Brahmā and Indra were sold to Masuda Takashi of Mitsui in 1906 for a price of 2000 yen. The statues, missing hands, head, and feet, were sent to Niiro Chunosuke, founder of the Nihon Bijutsuin, for conservation and repairs, which were completed by 1927. The pair were put on display at the Masuda residence in Shinagawa.
In 1964, in the leadup to the 1964 Tokyo Olympics, the President of the IOC, Avery Brundage, also an avid art collector, was building up the inaugural collection of the Asian Art Museum (then called the Center of Asian Art and Culture) which was prepped for opening in 1966. The statues were purchased from the Masuda family for 138,000 USD.

== Description ==
Kōfuku-ji's Brahmā and Indra is considered the oldest surviving Japanese depiction of the deities. Cross-referenced depictions of the pair also include the Tōdai-ji Brahmā and Indra, dated to the 8th century, and currently housed in the Hokke-do.

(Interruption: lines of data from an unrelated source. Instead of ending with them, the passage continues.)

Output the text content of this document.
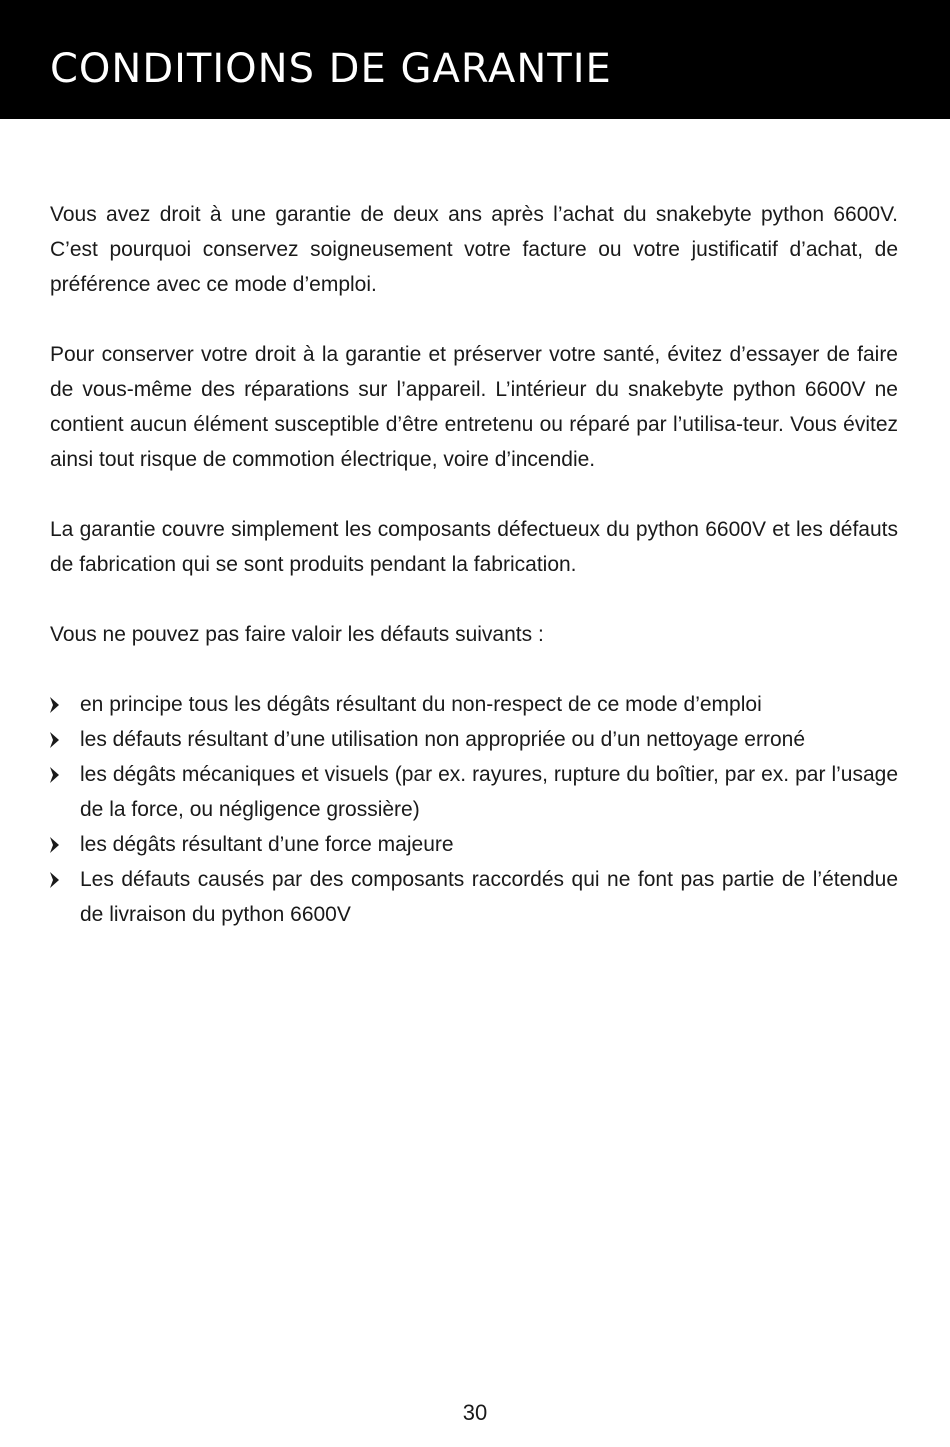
CONDITIONS DE GARANTIE

Vous avez droit à une garantie de deux ans après l’achat du snakebyte python 6600V. C’est pourquoi conservez soigneusement votre facture ou votre justificatif d’achat, de préférence avec ce mode d’emploi.

Pour conserver votre droit à la garantie et préserver votre santé, évitez d’essayer de faire de vous-même des réparations sur l’appareil. L’intérieur du snakebyte python 6600V ne contient aucun élément susceptible d’être entretenu ou réparé par l’utilisa-teur. Vous évitez ainsi tout risque de commotion électrique, voire d’incendie.

La garantie couvre simplement les composants défectueux du python 6600V et les défauts de fabrication qui se sont produits pendant la fabrication.

Vous ne pouvez pas faire valoir les défauts suivants :

en principe tous les dégâts résultant du non-respect de ce mode d’emploi
les défauts résultant d’une utilisation non appropriée ou d’un nettoyage erroné
les dégâts mécaniques et visuels (par ex. rayures, rupture du boîtier, par ex. par l’usage de la force, ou négligence grossière)
les dégâts résultant d’une force majeure
Les défauts causés par des composants raccordés qui ne font pas partie de l’étendue de livraison du python 6600V
30
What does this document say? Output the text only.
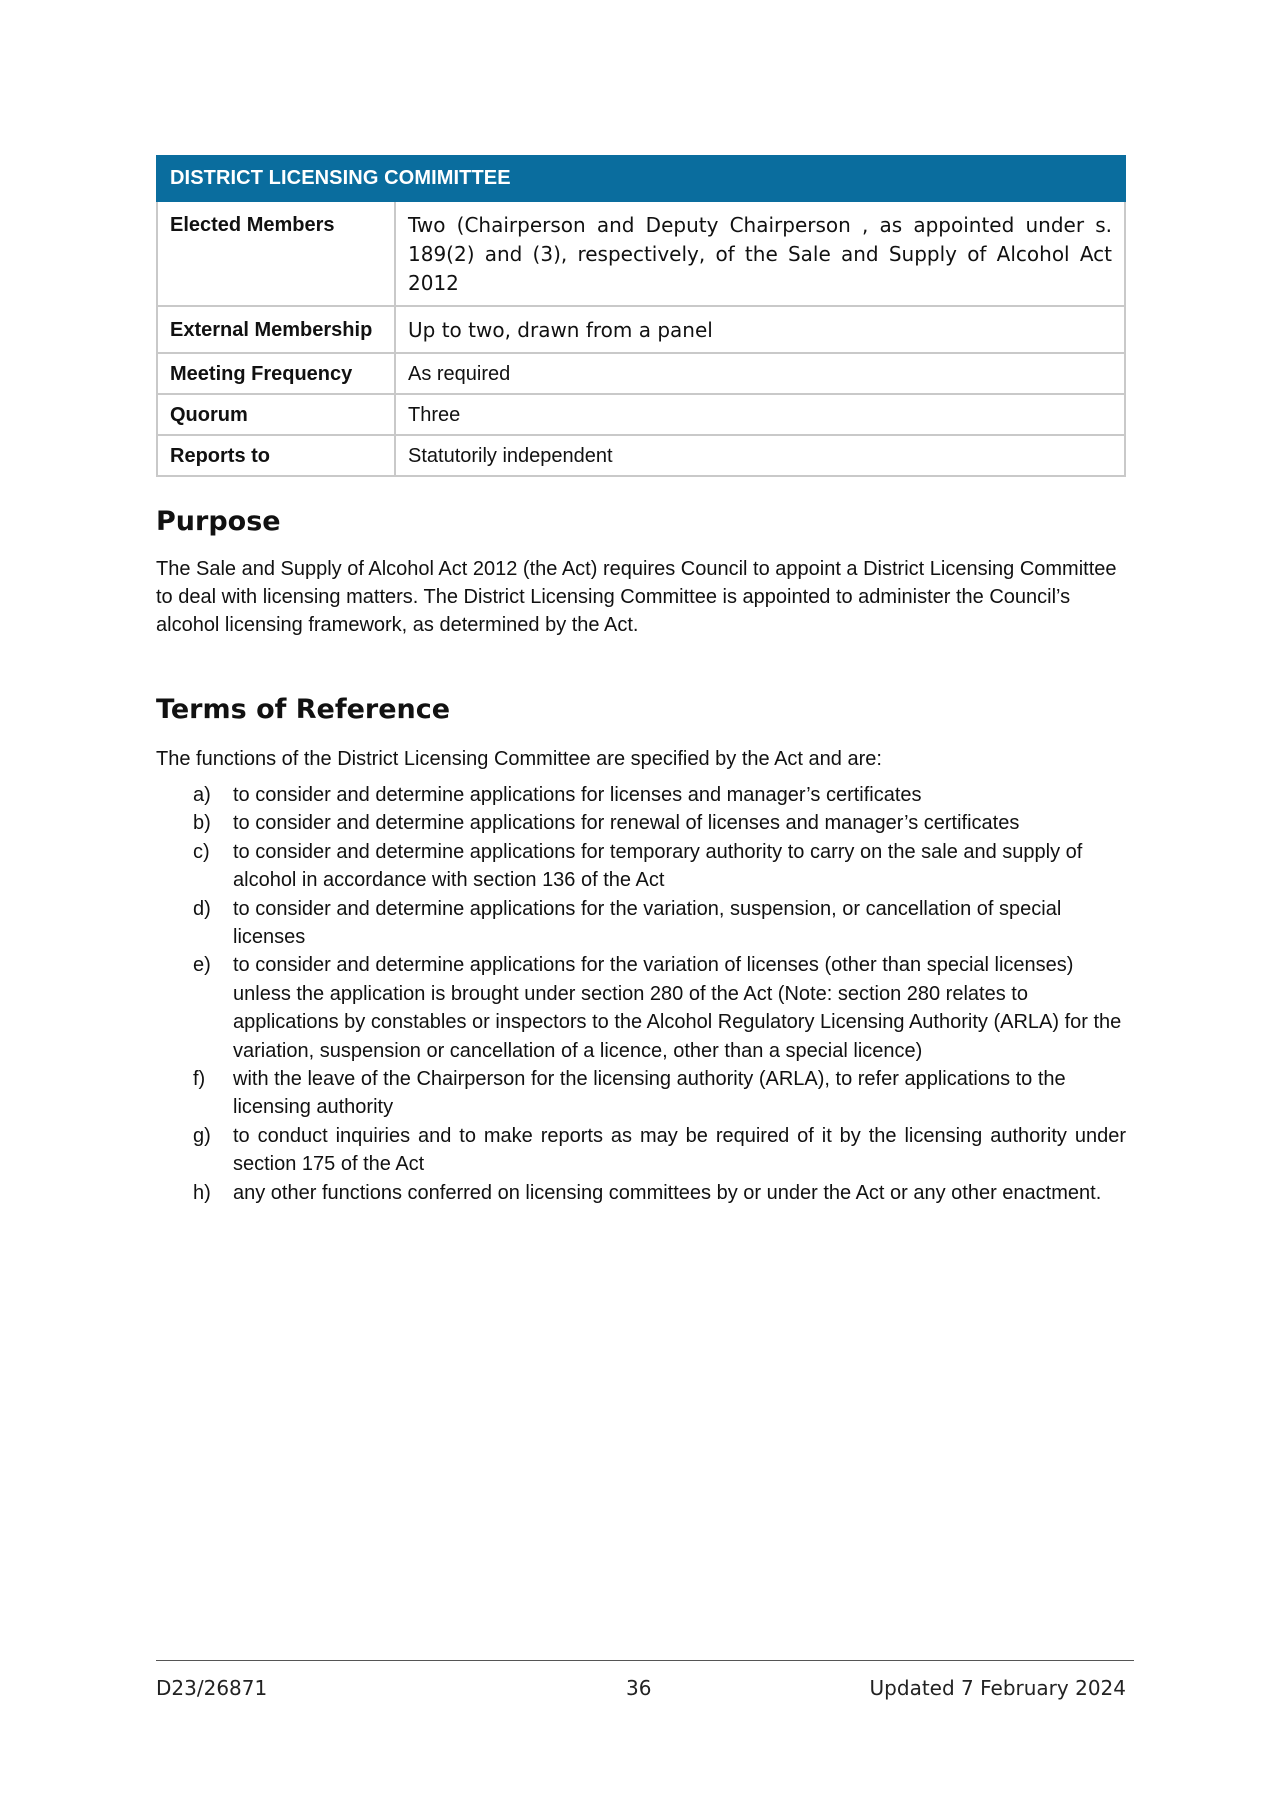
DISTRICT LICENSING COMIMITTEE	
Elected Members	Two (Chairperson and Deputy Chairperson , as appointed under s. 189(2) and (3), respectively, of the Sale and Supply of Alcohol Act 2012
External Membership	Up to two, drawn from a panel
Meeting Frequency	As required
Quorum	Three
Reports to	Statutorily independent
Purpose

The Sale and Supply of Alcohol Act 2012 (the Act) requires Council to appoint a District Licensing Committee to deal with licensing matters. The District Licensing Committee is appointed to administer the Council’s alcohol licensing framework, as determined by the Act.

Terms of Reference

The functions of the District Licensing Committee are specified by the Act and are:

a) to consider and determine applications for licenses and manager’s certificates
b) to consider and determine applications for renewal of licenses and manager’s certificates
c) to consider and determine applications for temporary authority to carry on the sale and supply of alcohol in accordance with section 136 of the Act
d) to consider and determine applications for the variation, suspension, or cancellation of special licenses
e) to consider and determine applications for the variation of licenses (other than special licenses) unless the application is brought under section 280 of the Act (Note: section 280 relates to applications by constables or inspectors to the Alcohol Regulatory Licensing Authority (ARLA) for the variation, suspension or cancellation of a licence, other than a special licence)
f) with the leave of the Chairperson for the licensing authority (ARLA), to refer applications to the licensing authority
g) to conduct inquiries and to make reports as may be required of it by the licensing authority under section 175 of the Act
h) any other functions conferred on licensing committees by or under the Act or any other enactment.
D23/26871	36	Updated 7 February 2024
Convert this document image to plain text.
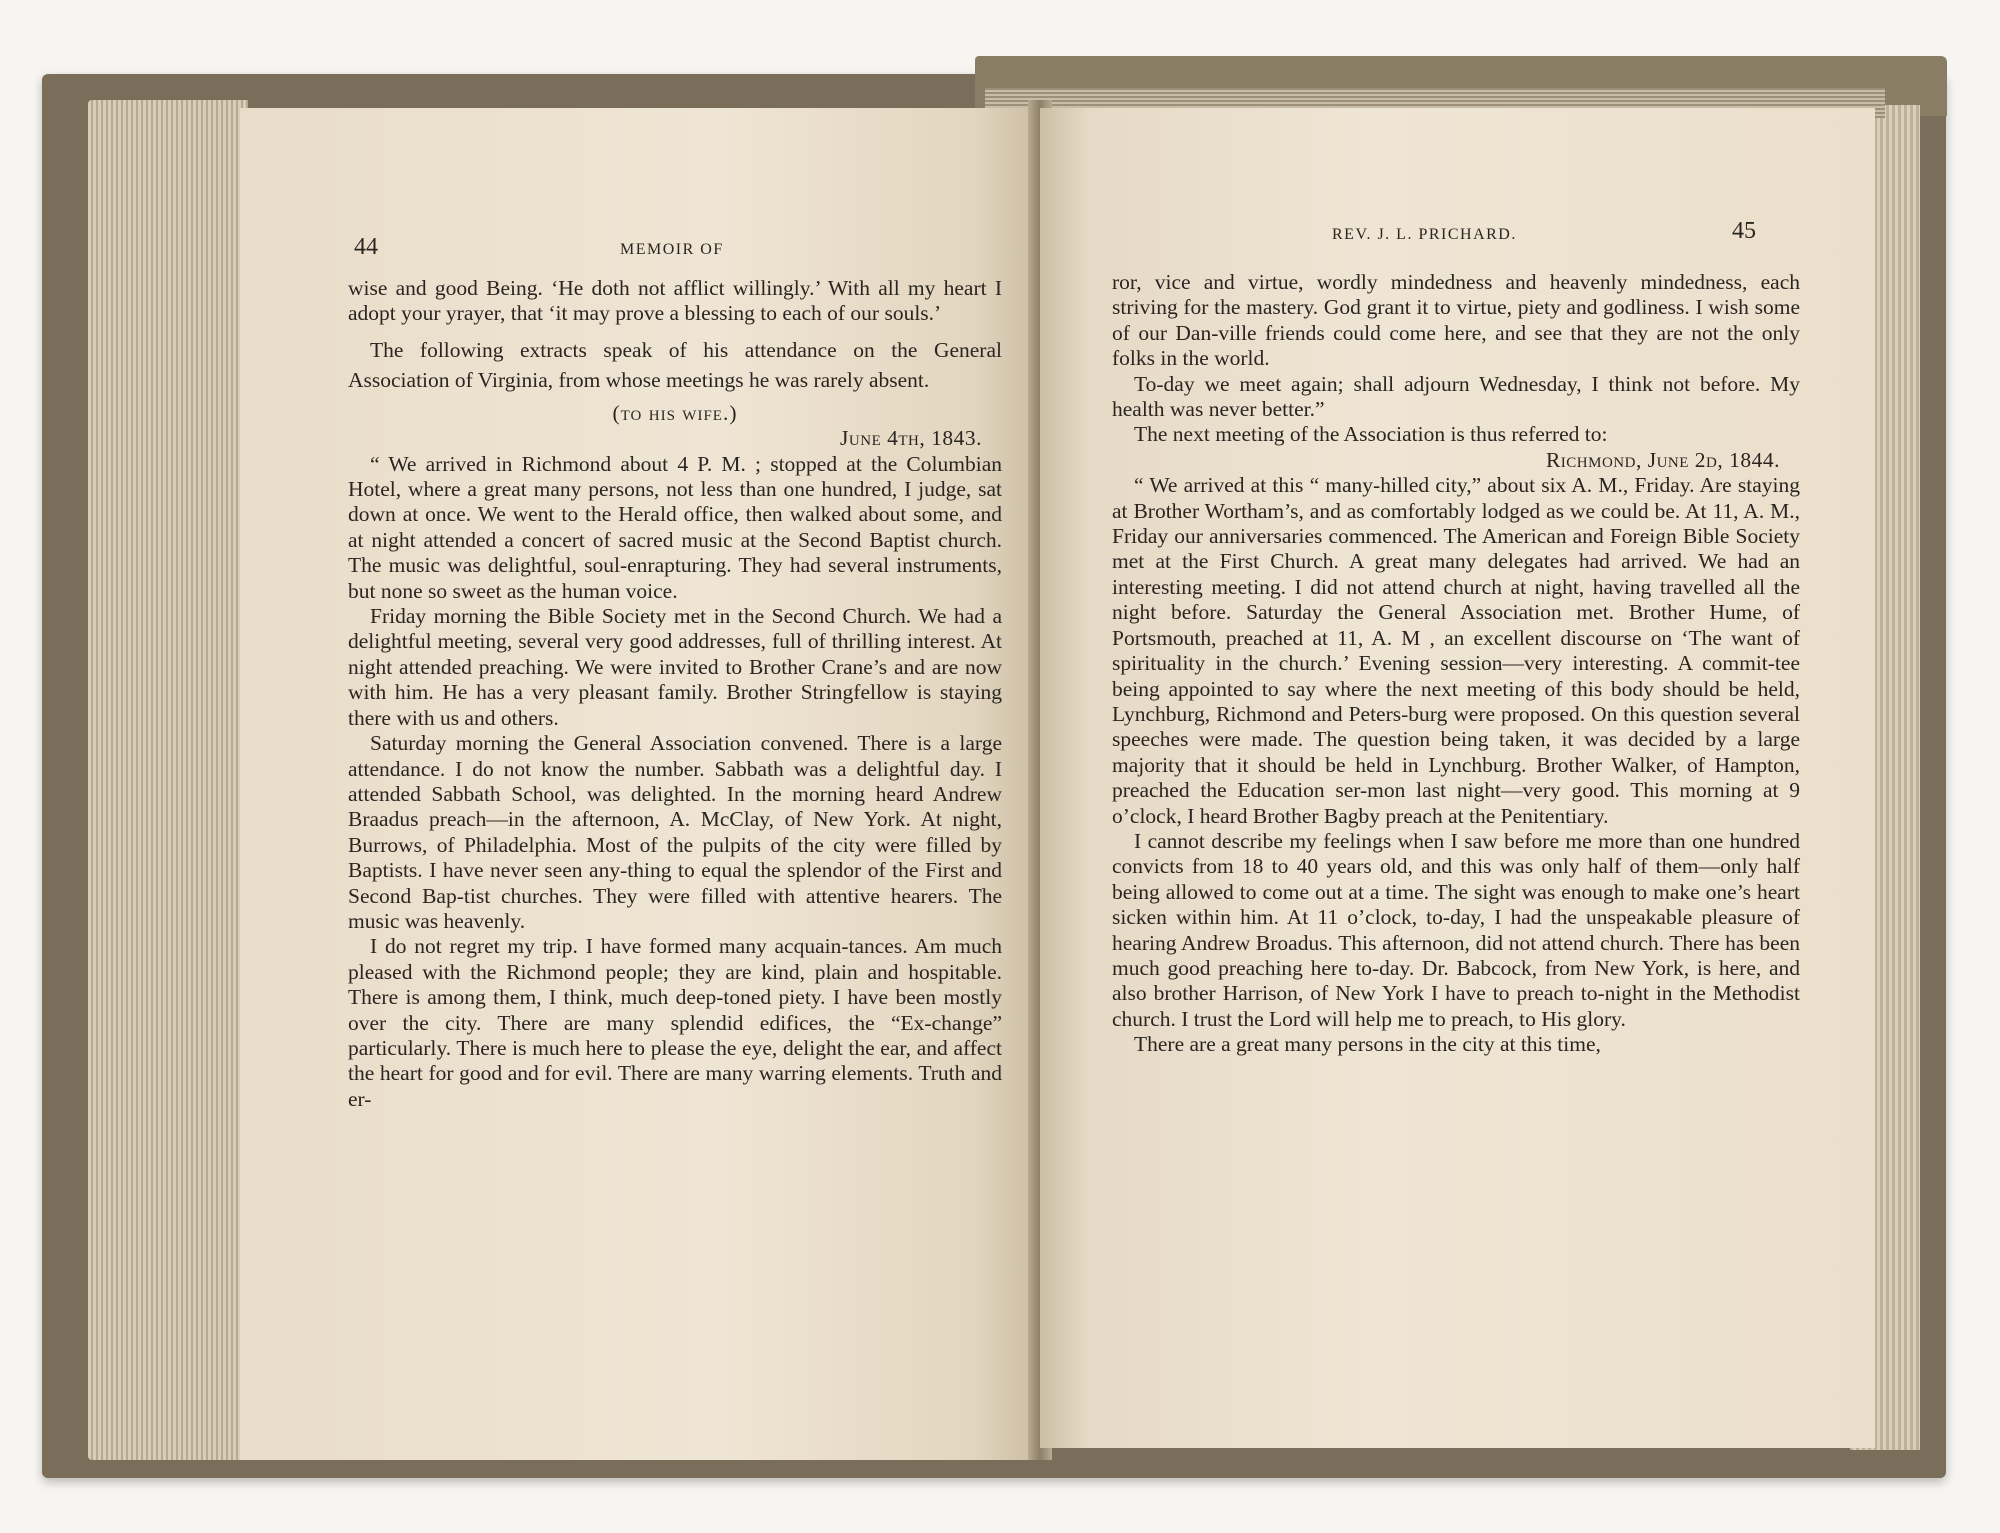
44	MEMOIR OF

wise and good Being. ‘He doth not afflict willingly.’ With all my heart I adopt your yrayer, that ‘it may prove a blessing to each of our souls.’

The following extracts speak of his attendance on the General Association of Virginia, from whose meetings he was rarely absent.

(to his wife.)

June 4th, 1843.

“ We arrived in Richmond about 4 P. M. ; stopped at the Columbian Hotel, where a great many persons, not less than one hundred, I judge, sat down at once. We went to the Herald office, then walked about some, and at night attended a concert of sacred music at the Second Baptist church. The music was delightful, soul-enrapturing. They had several instruments, but none so sweet as the human voice.

Friday morning the Bible Society met in the Second Church. We had a delightful meeting, several very good addresses, full of thrilling interest. At night attended preaching. We were invited to Brother Crane’s and are now with him. He has a very pleasant family. Brother Stringfellow is staying there with us and others.

Saturday morning the General Association convened. There is a large attendance. I do not know the number. Sabbath was a delightful day. I attended Sabbath School, was delighted. In the morning heard Andrew Braadus preach—in the afternoon, A. McClay, of New York. At night, Burrows, of Philadelphia. Most of the pulpits of the city were filled by Baptists. I have never seen any-thing to equal the splendor of the First and Second Bap-tist churches. They were filled with attentive hearers. The music was heavenly.

I do not regret my trip. I have formed many acquain-tances. Am much pleased with the Richmond people; they are kind, plain and hospitable. There is among them, I think, much deep-toned piety. I have been mostly over the city. There are many splendid edifices, the “Ex-change” particularly. There is much here to please the eye, delight the ear, and affect the heart for good and for evil. There are many warring elements. Truth and er-

REV. J. L. PRICHARD.	45

ror, vice and virtue, wordly mindedness and heavenly mindedness, each striving for the mastery. God grant it to virtue, piety and godliness. I wish some of our Dan-ville friends could come here, and see that they are not the only folks in the world.

To-day we meet again; shall adjourn Wednesday, I think not before. My health was never better.”

The next meeting of the Association is thus referred to:

Richmond, June 2d, 1844.

“ We arrived at this “ many-hilled city,” about six A. M., Friday. Are staying at Brother Wortham’s, and as comfortably lodged as we could be. At 11, A. M., Friday our anniversaries commenced. The American and Foreign Bible Society met at the First Church. A great many delegates had arrived. We had an interesting meeting. I did not attend church at night, having travelled all the night before. Saturday the General Association met. Brother Hume, of Portsmouth, preached at 11, A. M , an excellent discourse on ‘The want of spirituality in the church.’ Evening session—very interesting. A commit-tee being appointed to say where the next meeting of this body should be held, Lynchburg, Richmond and Peters-burg were proposed. On this question several speeches were made. The question being taken, it was decided by a large majority that it should be held in Lynchburg. Brother Walker, of Hampton, preached the Education ser-mon last night—very good. This morning at 9 o’clock, I heard Brother Bagby preach at the Penitentiary.

I cannot describe my feelings when I saw before me more than one hundred convicts from 18 to 40 years old, and this was only half of them—only half being allowed to come out at a time. The sight was enough to make one’s heart sicken within him. At 11 o’clock, to-day, I had the unspeakable pleasure of hearing Andrew Broadus. This afternoon, did not attend church. There has been much good preaching here to-day. Dr. Babcock, from New York, is here, and also brother Harrison, of New York I have to preach to-night in the Methodist church. I trust the Lord will help me to preach, to His glory.

There are a great many persons in the city at this time,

Through the hollow dry lacquer technique, or dakkatsu kanshitsu, the pair were made of a clay core with wood support, layered with hemp cloth soaked in lacquer, like papier-mâché. After the coating hardened, the clay was removed with new wooden supports serving as the skeleton of the sculpture. The finishing details to the surface was made with sawdust and lacquer paste (kokuso), which rendered the finer details of the sculpture, and finished with polychromy. Given the light weight of lacquer, it allowed the sculptures to be evacuated during fires, and in addition proved water-proof and bug-resistant to decay. Subsequent repairs by Niiro Chunosuke included metal fasteners to attach the repaired head to the internal wood support, revealed through X-ray's by the Asian Art Museum for the Brahmā sculpture.